Once upon a time, the world considered the military or strict press the measure of a person’s strength. Included among the Olympic lifts, the clean and press was meant to judge an athletes pure strength, where the snatch and clean and jerk were meant to measure speed and agility.
After decades of slipping standards, the International Weightlifting Federation scrapped the press from its lineup in 1972. Feel free to read this 30-page history for more background on the press.
According to Nerd Fitness writer, Staci Ardison, after the press was eliminated from the Olympics, powerlifters swapped in bench press to measure an athlete’s upper body strength, while bodybuilders opted for other exercises to bulk up muscles.
However, she argues in her article, “The press helps improve deficiencies in your overall upper body strength, translating to improved numbers on the bench press, chin-ups, rows, and more.”
In short, if you want the strength and core stability, you better be pressing overhead.
Also referred to as the strict press or just the press, this movement takes the barbell from an athletes shoulders to above their head with arms locked out. With a strict press, there should be no dip and drive to help get the weight overhead.
At the power rack or squat stand, have the barbell at or just below the collar bone. Grab the bar with your hands just wide of your body. Rack the bar, creating a shelf with your shoulders.
With your feet shoulder width apart, adjust your elbows so that your elbows are perpendicular to the floor (you’ll lose a little bit of your shelf doing this).
You may choose to lean back slightly to create a shorter path for the bar to travel. But beware of leaning too far back and creating a curving bar path.
With a hook grip, take a breath in and press the bar overhead until the elbows lock out.

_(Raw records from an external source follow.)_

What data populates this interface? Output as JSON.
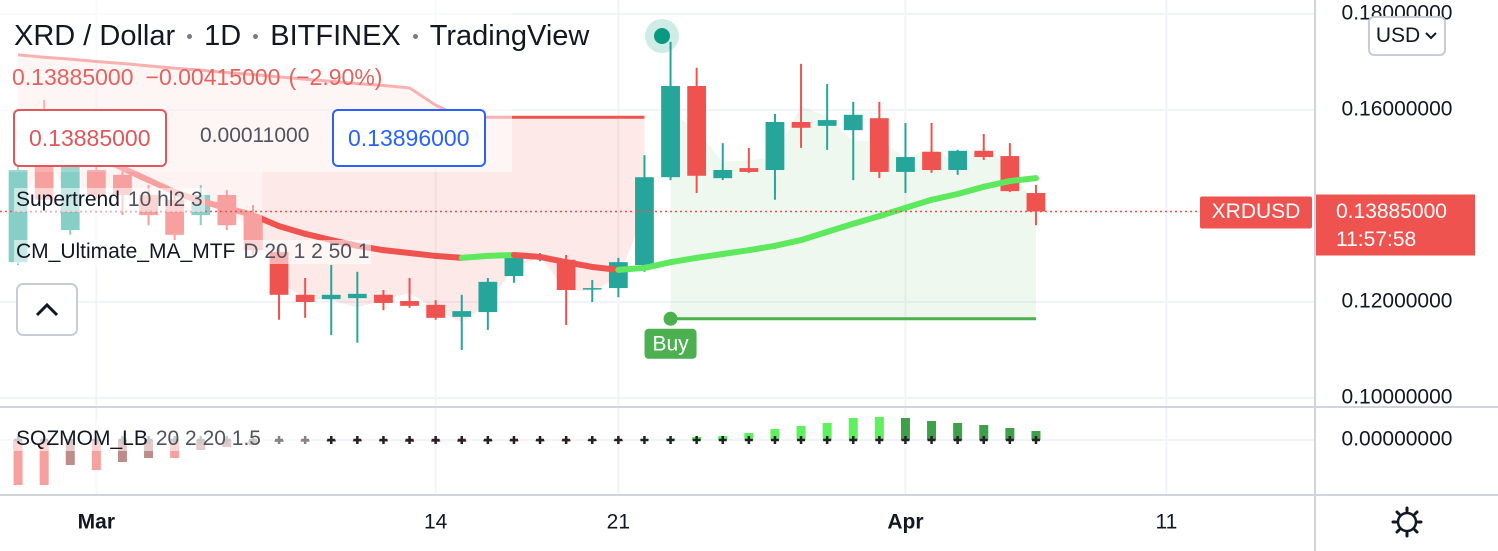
{
  "header": {
    "title": "XRD / Dollar",
    "interval": "1D",
    "exchange": "BITFINEX",
    "source": "TradingView",
    "last": "0.13885000",
    "change": "−0.00415000",
    "change_percent": "(−2.90%)",
    "bid": "0.13885000",
    "spread": "0.00011000",
    "ask": "0.13896000",
    "currency": "USD"
  },
  "chart_data": {
    "type": "candlestick",
    "categories": [
      null,
      null,
      null,
      "Mar",
      null,
      null,
      null,
      null,
      null,
      null,
      null,
      null,
      null,
      null,
      null,
      null,
      "14",
      null,
      null,
      null,
      null,
      null,
      null,
      "21",
      null,
      null,
      null,
      null,
      null,
      null,
      null,
      null,
      null,
      null,
      "Apr",
      null,
      null,
      null,
      null,
      null,
      null,
      null,
      null,
      null,
      "11",
      null,
      null,
      null,
      null,
      null
    ],
    "open": [
      0.1283,
      0.1485,
      0.135,
      0.1475,
      0.1465,
      0.1423,
      0.1413,
      0.1381,
      0.1423,
      0.1381,
      0.1304,
      0.1215,
      0.1206,
      0.1208,
      0.1215,
      0.1202,
      0.1194,
      0.1169,
      0.1179,
      0.1254,
      0.129,
      0.1288,
      0.1227,
      0.1229,
      0.1277,
      0.146,
      0.165,
      0.1458,
      0.1479,
      0.1475,
      0.1575,
      0.1567,
      0.1558,
      0.1583,
      0.1471,
      0.1513,
      0.1475,
      0.1515,
      0.1504,
      0.1427,
      null,
      null,
      null,
      null,
      null,
      null,
      null,
      null,
      null,
      null
    ],
    "high": [
      0.1485,
      0.1621,
      0.1496,
      0.1485,
      0.1475,
      0.1444,
      0.1423,
      0.1444,
      0.1433,
      0.1402,
      0.1319,
      0.125,
      0.1277,
      0.1263,
      0.1225,
      0.125,
      0.1204,
      0.1215,
      0.125,
      0.1304,
      0.1302,
      0.1298,
      0.1246,
      0.1292,
      0.1506,
      0.1742,
      0.1688,
      0.1531,
      0.1521,
      0.1592,
      0.1696,
      0.1654,
      0.1617,
      0.1617,
      0.1573,
      0.1573,
      0.1517,
      0.155,
      0.1531,
      0.1444,
      null,
      null,
      null,
      null,
      null,
      null,
      null,
      null,
      null,
      null
    ],
    "low": [
      0.1277,
      0.1402,
      0.134,
      0.1415,
      0.1381,
      0.136,
      0.1329,
      0.136,
      0.135,
      0.1298,
      0.1163,
      0.1167,
      0.1131,
      0.1115,
      0.1183,
      0.1188,
      0.1163,
      0.11,
      0.1142,
      0.124,
      0.1285,
      0.1152,
      0.12,
      0.121,
      0.1263,
      0.1454,
      0.1427,
      0.1454,
      0.1469,
      0.1413,
      0.1521,
      0.1517,
      0.1454,
      0.1458,
      0.1427,
      0.1469,
      0.1465,
      0.1496,
      0.1429,
      0.136,
      null,
      null,
      null,
      null,
      null,
      null,
      null,
      null,
      null,
      null
    ],
    "close": [
      0.1475,
      0.1413,
      0.1485,
      0.1423,
      0.1423,
      0.1381,
      0.134,
      0.1423,
      0.136,
      0.1308,
      0.1215,
      0.12,
      0.1215,
      0.1217,
      0.1198,
      0.1192,
      0.1167,
      0.1181,
      0.1242,
      0.1298,
      0.1292,
      0.1225,
      0.1229,
      0.1283,
      0.146,
      0.165,
      0.1463,
      0.1475,
      0.1471,
      0.1575,
      0.1563,
      0.1579,
      0.159,
      0.1471,
      0.1502,
      0.1475,
      0.1515,
      0.1502,
      0.1431,
      0.13885,
      null,
      null,
      null,
      null,
      null,
      null,
      null,
      null,
      null,
      null
    ],
    "up_color": "#26a69a",
    "down_color": "#ef5350",
    "ylim": [
      0.09854,
      0.18292
    ],
    "yticks": [
      {
        "value": 0.18,
        "label": "0.18000000"
      },
      {
        "value": 0.16,
        "label": "0.16000000"
      },
      {
        "value": 0.12,
        "label": "0.12000000"
      },
      {
        "value": 0.1,
        "label": "0.10000000"
      }
    ],
    "grid": true,
    "last_price": {
      "value": 0.13885,
      "label": "0.13885000",
      "symbol": "XRDUSD",
      "countdown": "11:57:58",
      "color": "#ef5350"
    },
    "supertrend": {
      "name": "Supertrend",
      "params": "10 hl2 3",
      "signal": "Buy",
      "down_color": "#ef5350",
      "up_color": "#4caf50",
      "down": [
        0.1715,
        0.171,
        0.1706,
        0.1701,
        0.1697,
        0.1692,
        0.1687,
        0.1683,
        0.1678,
        0.1674,
        0.1669,
        0.1664,
        0.166,
        0.1655,
        0.1651,
        0.1646,
        0.161,
        0.1585,
        0.1585,
        0.1585,
        0.1585,
        0.1585,
        0.1585,
        0.1585,
        0.1585,
        null,
        null,
        null,
        null,
        null,
        null,
        null,
        null,
        null,
        null,
        null,
        null,
        null,
        null,
        null,
        null,
        null,
        null,
        null,
        null,
        null,
        null,
        null,
        null,
        null
      ],
      "up": [
        null,
        null,
        null,
        null,
        null,
        null,
        null,
        null,
        null,
        null,
        null,
        null,
        null,
        null,
        null,
        null,
        null,
        null,
        null,
        null,
        null,
        null,
        null,
        null,
        null,
        0.1165,
        0.1165,
        0.1165,
        0.1165,
        0.1165,
        0.1165,
        0.1165,
        0.1165,
        0.1165,
        0.1165,
        0.1165,
        0.1165,
        0.1165,
        0.1165,
        0.1165,
        null,
        null,
        null,
        null,
        null,
        null,
        null,
        null,
        null,
        null
      ]
    },
    "ma": {
      "name": "CM_Ultimate_MA_MTF",
      "params": "D 20 1 2 50 1",
      "rising_color": "#5ee85e",
      "falling_color": "#ef5350",
      "values": [
        0.1569,
        0.1552,
        0.1531,
        0.1506,
        0.1479,
        0.1454,
        0.1429,
        0.141,
        0.1396,
        0.1381,
        0.1358,
        0.1342,
        0.1329,
        0.1317,
        0.1308,
        0.1302,
        0.1296,
        0.1292,
        0.1296,
        0.1298,
        0.1294,
        0.1283,
        0.1273,
        0.1267,
        0.1271,
        0.1283,
        0.1292,
        0.13,
        0.1308,
        0.1317,
        0.1329,
        0.1346,
        0.1363,
        0.1379,
        0.1396,
        0.1413,
        0.1425,
        0.144,
        0.1452,
        0.1458,
        null,
        null,
        null,
        null,
        null,
        null,
        null,
        null,
        null,
        null
      ]
    },
    "momentum": {
      "name": "SQZMOM_LB",
      "params": "20 2 20 1.5",
      "ylim": [
        -0.011,
        0.0064
      ],
      "yticks": [
        {
          "value": 0,
          "label": "0.00000000"
        }
      ],
      "colors": {
        "pos_rising": "#5ef05e",
        "pos_falling": "#3f9f4a",
        "neg_falling": "#ef5350",
        "neg_rising": "#8a2f2f"
      },
      "values": [
        -0.009,
        -0.009,
        -0.005,
        -0.006,
        -0.0044,
        -0.0036,
        -0.0036,
        -0.002,
        -0.0014,
        -0.001,
        -0.0004,
        -0.0004,
        -0.0003,
        -0.0003,
        -0.0003,
        -0.0004,
        -0.0004,
        -0.0004,
        -0.0003,
        -0.0003,
        -0.0003,
        -0.0003,
        -0.0002,
        -0.0001,
        0.0002,
        0.0003,
        0.0006,
        0.0008,
        0.0014,
        0.0022,
        0.0028,
        0.0034,
        0.0044,
        0.0046,
        0.0044,
        0.0038,
        0.0034,
        0.003,
        0.0024,
        0.0018,
        null,
        null,
        null,
        null,
        null,
        null,
        null,
        null,
        null,
        null
      ]
    }
  }
}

Lower by breaking the elbows and slowly lowering the bar, brining the elbows back to parallel with the floor, creating your shelf for the barbell, and re-rack your weight.
Variations of the press
If you don’t have access to a barbell, you can perform the press with dumbbells. Clean the dumbbells up to your starting position. Holding the dumbbells so the bells are perpendicular to your shoulders, press as normal.
A push press is beginning your press with a slight dip and drive to help get the weight moving above your head. While some more advanced lifters may incorporate these into their programming, beginners should use a push press if they fail reps on their strict press.
For example, if you are trying to do three sets of five reps at 45 pounds (an empty barbell) and you can only strict press 4 of the five reps, do a push press for the fifth rep to help build strength.
If you are having to push press more than one or two reps in a set, you may need to consider going down in weight.